Ob Graffiti Kunst oder Vandalismus sind, ist heftig umstritten. Unabhängig davon sind sie für die Betroffenen jedoch zumeist höchst ärgerlich, denn Graffiti zu entfernen ist fast immer kostpielig und aufwändig und gelingt oft nur unvollständig. Mit Schutzsystemen lassen sich Graffiti-Attacken zwar nicht völlig vereiteln, die Schäden aber stark vermindern.
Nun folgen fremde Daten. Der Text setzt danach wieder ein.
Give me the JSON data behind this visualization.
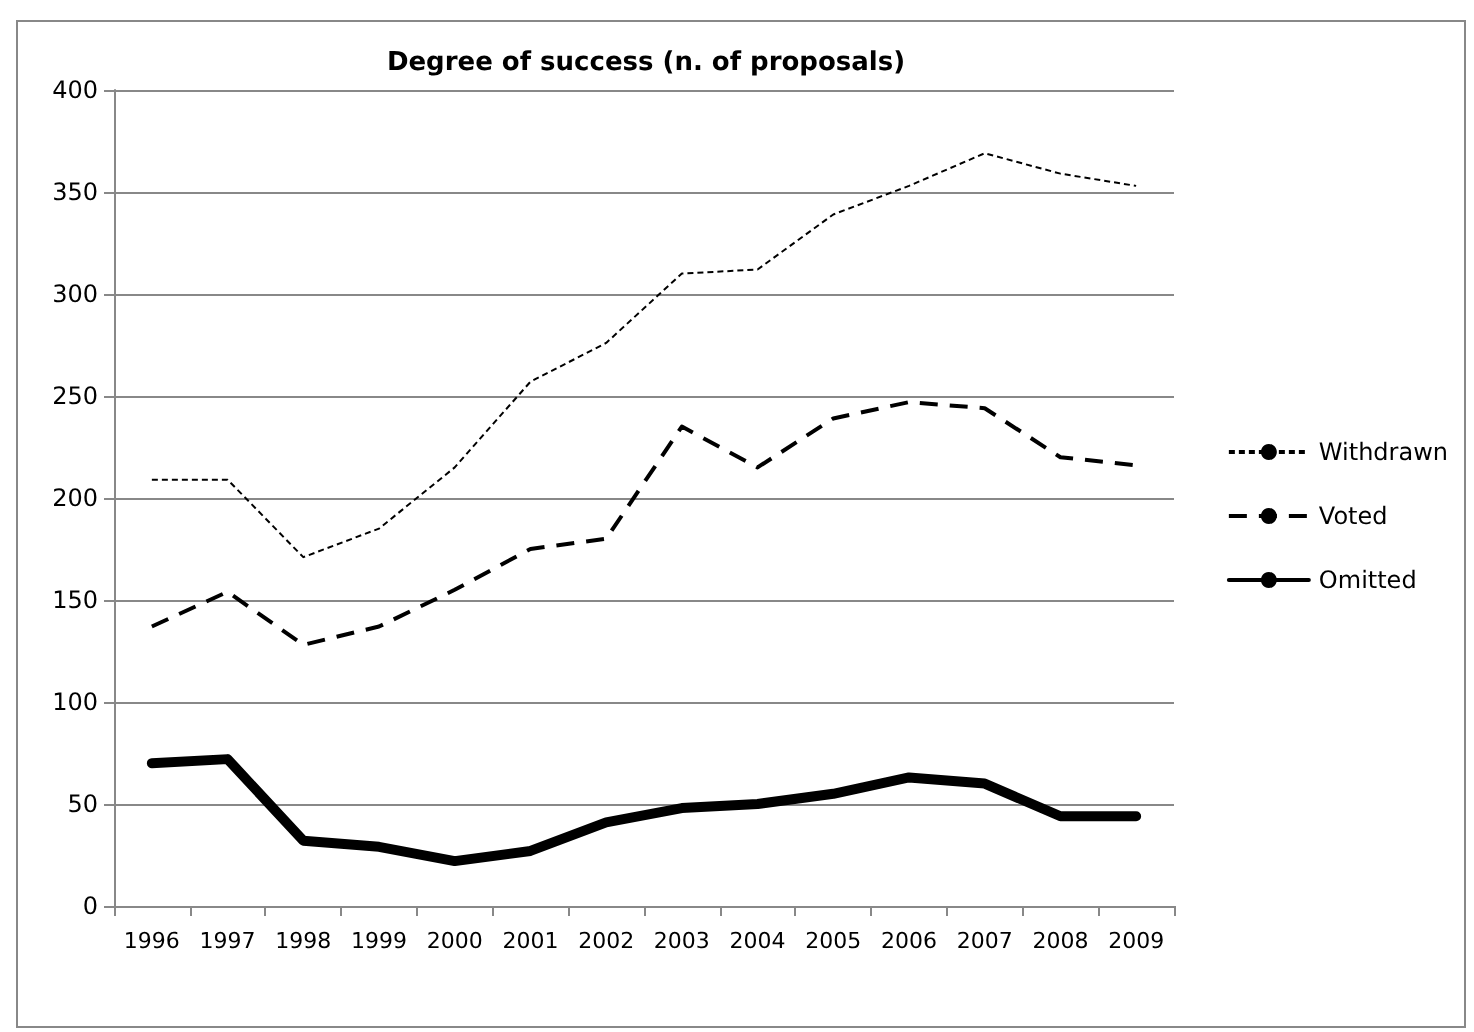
{
  "chart_data": {
    "type": "line",
    "title": "Degree of success (n. of proposals)",
    "categories": [
      "1996",
      "1997",
      "1998",
      "1999",
      "2000",
      "2001",
      "2002",
      "2003",
      "2004",
      "2005",
      "2006",
      "2007",
      "2008",
      "2009"
    ],
    "series": [
      {
        "name": "Withdrawn",
        "color": "#000000",
        "line_style": "dotted",
        "values": [
          209,
          209,
          171,
          185,
          215,
          257,
          276,
          310,
          312,
          339,
          353,
          369,
          359,
          353
        ]
      },
      {
        "name": "Voted",
        "color": "#000000",
        "line_style": "dashed",
        "values": [
          137,
          154,
          128,
          137,
          155,
          175,
          180,
          235,
          215,
          239,
          247,
          244,
          220,
          216
        ]
      },
      {
        "name": "Omitted",
        "color": "#000000",
        "line_style": "solid",
        "values": [
          70,
          72,
          32,
          29,
          22,
          27,
          41,
          48,
          50,
          55,
          63,
          60,
          44,
          44
        ]
      }
    ],
    "ylim": [
      0,
      400
    ],
    "yticks": [
      0,
      50,
      100,
      150,
      200,
      250,
      300,
      350,
      400
    ],
    "grid": "y",
    "legend": "right",
    "marker": "none"
  }
}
Es ist nicht alles Gold, was glänzt
Schwedt, G.
Das "Goldmachen", das Verzinken von Kupfermünzen aus natronalkalischer Lösung mit Zinkpulver und anschließender Bildung einer Messingschicht durch Erhitzen, zählt zu den "Kabinettstücken", den Schauexperimenten und zu den Experimenten aus der "Trickkiste der Chemie". In keinem der aufgeführten Bücher sind jedoch Quellen genannt, die sich mit den Mechanismen bzw. der Kinetik des Verzinkens von Kupferstücken (zum "Silber") und der anschließenden Bildung des Messings (zum "Vergolden") beschäftigen. Im Rahmen eines anorganisch-chemischen Fortgeschrittenen-Praktikums wurde dieses bekannte Schauexperiment näher untersucht, wobei sowohl aus alkalischer als auch saurer Lösung eine Verzinkung der kupfernen Centstücke erzielt wurde.
Mechanochemie
Kipp, S., Sepelak, V., & Becker, K.
Die Mechanochemie zeichnet sich durch eine enorme Vielfalt potenzieller Einsatzgebiete aus. Die Standard-Synthese-Verfahren der Festkörperchemie erfordern oftmals hohe Temperaturen oder Drücke, definierte Gasatmosphären sowie spezielle Eduktbeschaffenheiten. In der Mechanochemie benötigt man dagegen lediglich eine hinreichend leistungsfähige Kugelmühle mit Zubehör. So können viele chemische Reaktionen auf nichtthermischen, die Umwelt weniger belastenden Weg durchgeführt werden.